The company in question is Harrow, Inc. HROW, a name I have made several successful covered call trades around over the past few years. The stock is down approximately 50% since its recent highs in October. The major trigger for the decline was the company’s third-quarter 2024 numbers did not meet top or bottom-line expectations. That said, Harrow did deliver nearly 45% year-over-year revenue growth in the quarter. This pace of sales growth is expected to continue in 2025, moving Harrow to profitability in the new fiscal year.
A few factors contributed to the prior quarter's somewhat disappointing results. One was seasonality, and Harrow had a minor inventory shortage of its dry-eye therapy Vevye. The good news was the inventory shortage was largely the result of robust demand for this product, which was just launched at the beginning of 2024. Prescriptions grew 55% sequentially from the second quarter.
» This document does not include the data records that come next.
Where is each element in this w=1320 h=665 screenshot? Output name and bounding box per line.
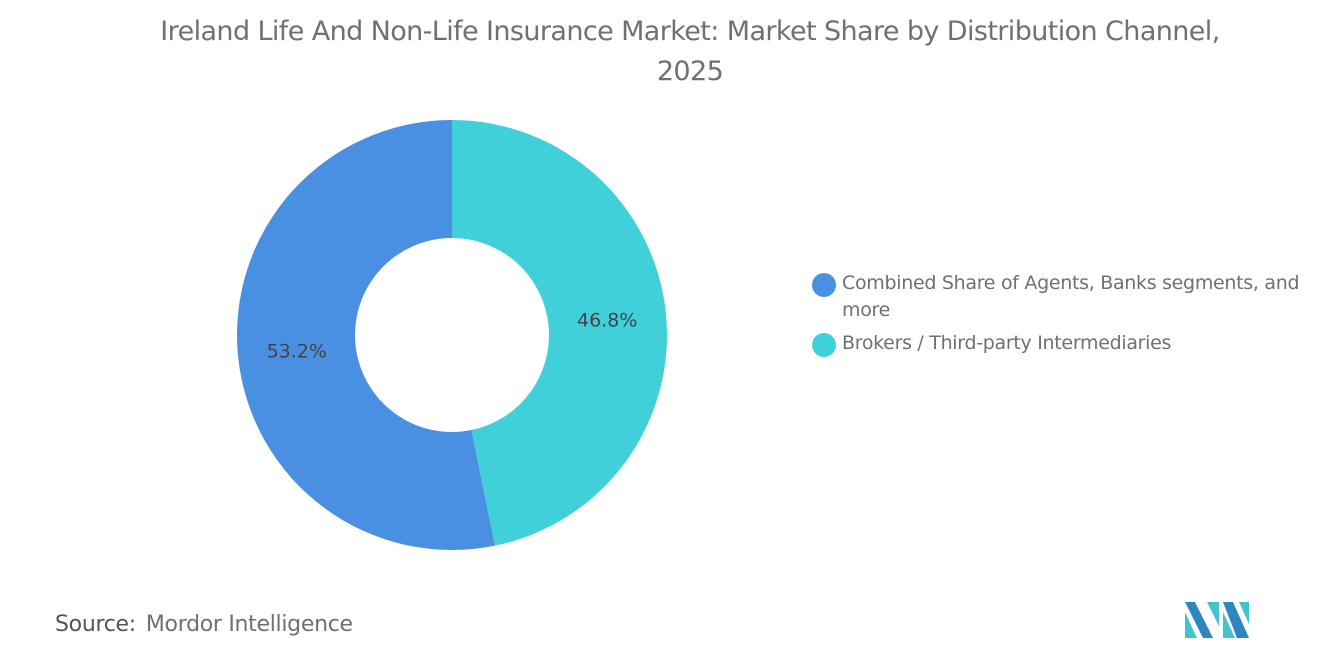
legend-item-brokers[interactable]: Brokers / Third-party Intermediaries (812, 330, 1302, 357)
data-label-1: 53.2% (267, 341, 327, 363)
chart-title: Ireland Life And Non-Life Insurance Mark… (160, 16, 1220, 87)
legend-swatch (812, 333, 836, 357)
legend: Combined Share of Agents, Banks segments… (812, 270, 1302, 363)
legend-label: Combined Share of Agents, Banks segments… (842, 272, 1300, 321)
legend-swatch (812, 273, 836, 297)
slice-0[interactable] (452, 120, 667, 546)
source-note: Source: Mordor Intelligence (55, 612, 353, 637)
mordor-logo-icon (1185, 602, 1249, 638)
source-label: Source: (55, 612, 136, 637)
data-label-0: 46.8% (577, 309, 637, 331)
legend-item-combined[interactable]: Combined Share of Agents, Banks segments… (812, 270, 1302, 324)
slice-1[interactable] (236, 120, 495, 550)
legend-label: Brokers / Third-party Intermediaries (842, 332, 1172, 354)
source-value: Mordor Intelligence (145, 612, 353, 637)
Harrow is a somewhat complicated, but compelling "sum of the parts" story with quite a few moving parts. It has more than a dozen treatments on the market. In addition, the company owns a compounding business that contributes around 45% of overall sales.
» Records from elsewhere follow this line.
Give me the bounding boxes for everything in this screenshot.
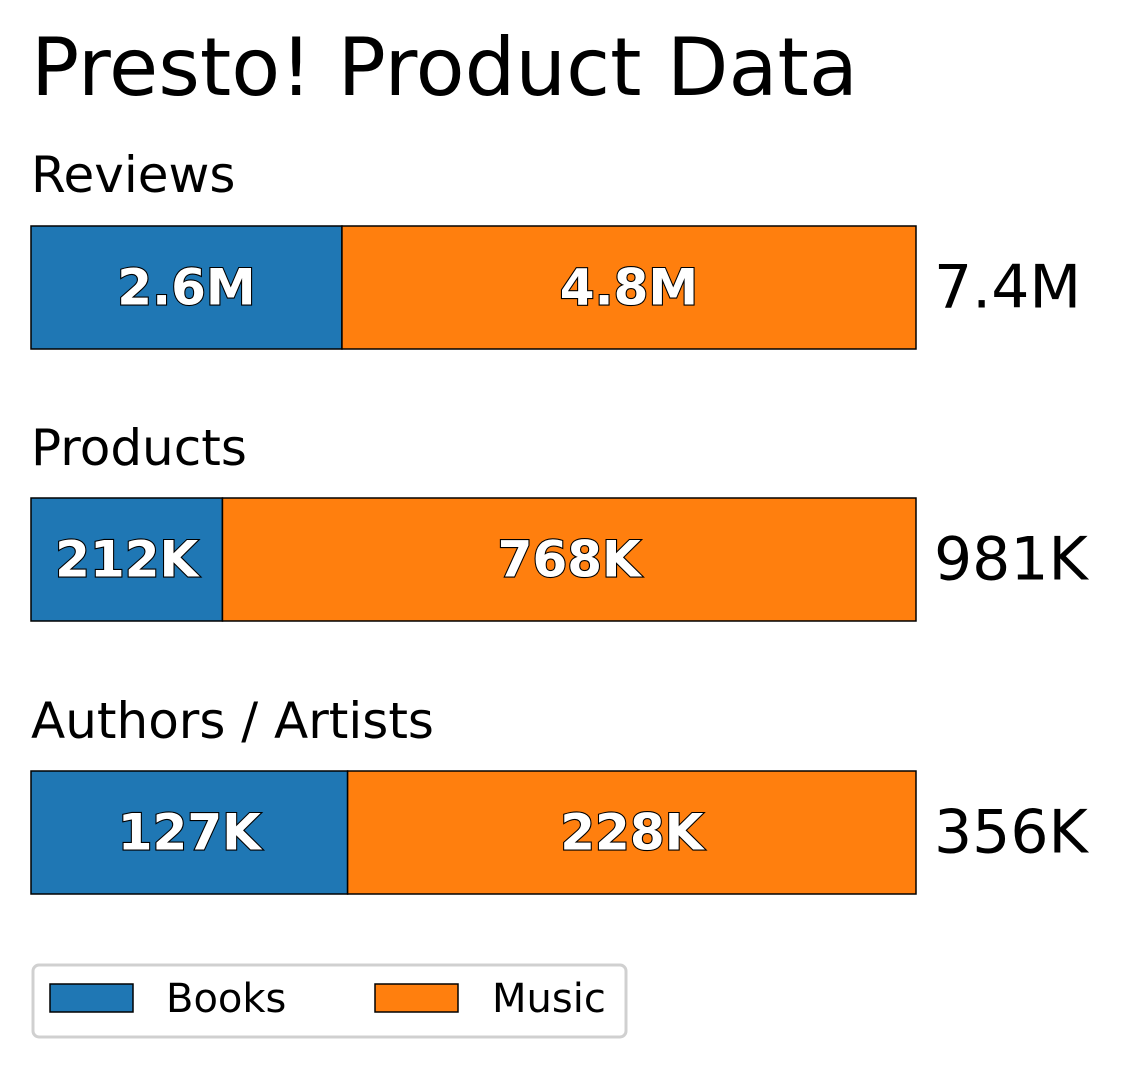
section-title-products: Products [31,419,247,477]
bar-segment-music-authors-artists [346,770,917,895]
section-title-authors-artists: Authors / Artists [31,692,434,750]
total-label-products: 981K [934,525,1090,595]
legend-swatch-books [49,983,134,1013]
total-label-reviews: 7.4M [934,253,1081,323]
legend-label-books: Books [166,976,286,1022]
data-label-music-authors-artists: 228K [560,804,705,862]
bar-group-authors-artists: Authors / Artists 127K 228K 356K [30,692,1090,895]
data-label-books-products: 212K [55,531,200,589]
legend-swatch-music [374,983,459,1013]
legend: Books Music [31,963,628,1039]
bar-group-reviews: Reviews 2.6M 4.8M 7.4M [30,146,1081,350]
data-label-music-reviews: 4.8M [560,259,698,317]
legend-label-music: Music [492,976,606,1022]
data-label-books-reviews: 2.6M [117,259,255,317]
chart-title: Presto! Product Data [31,21,858,114]
data-label-books-authors-artists: 127K [118,804,263,862]
bar-segment-music-products [221,497,917,622]
legend-frame [31,963,628,1039]
bars-layer: Reviews 2.6M 4.8M 7.4M Products 212K 768K 981K A… [30,146,1090,895]
bar-segment-books-authors-artists [30,770,349,895]
bar-segment-books-products [30,497,224,622]
data-label-music-products: 768K [498,531,643,589]
section-title-reviews: Reviews [31,146,235,204]
bar-group-products: Products 212K 768K 981K [30,419,1090,622]
bar-segment-books-reviews [30,225,343,350]
bar-segment-music-reviews [341,225,917,350]
total-label-authors-artists: 356K [934,798,1090,868]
Harrow also holds minority ownership interests in two small drug concerns, the most important of which is a clinical stage developmental company called Melt Pharmaceuticals. This company is focused on the development of non-intravenous, sedation and anesthesia drugs for medical procedures. Melt’s primary pipeline candidate should hit the market in 2027 if all goes according to schedule and could make a meaningful contribution to Harrow’s top line.
One of the company’s more important products on the market is Iheezo, which is an ocular anesthetic gel that was launched in the spring of 2023 and now makes up approximately 20% of overall sales. Demand for Iheezo rose 15% sequentially in the third quarter.
Harrow also just launched a product called Triesence, which is a potential complement to Iheezo. Triesence is a preservative-free, short-acting corticosteroid triamcinolone acetonide injectable indicated for visualization during vitrectomies and posterior uveitis, among other procedures.
Given its sales growth and potential move into profitability in 2025, the stock is attractive here after its recent pullback to just under $29 a share. That values the shares at a more-than-reasonable just under 4x estimated 2025 revenues.
Price targets from the analyst firms that follow Harrow range from mid-$50s to high $60s. With the covered call trade outlined below, a nice profit can be made even if the stock just trades sideways from here.
Option Strategy
This is how one can initiate a holding in HROW with a covered call order. As a reminder, covered call orders involve buying an equity and simultaneously selling just out of the money call strikes against the new position.
Using the October $28 call strikes, fashion a covered call order with a net debit in the $21.00 to $22.00 a share range (net stock price - option premium).
At even the top end of this range, the strategy provides downside protection of nearly 25% with upside potential of 27% even if the equity trades slightly down over the option duration.
At the time of publication, Jensen was long HROW.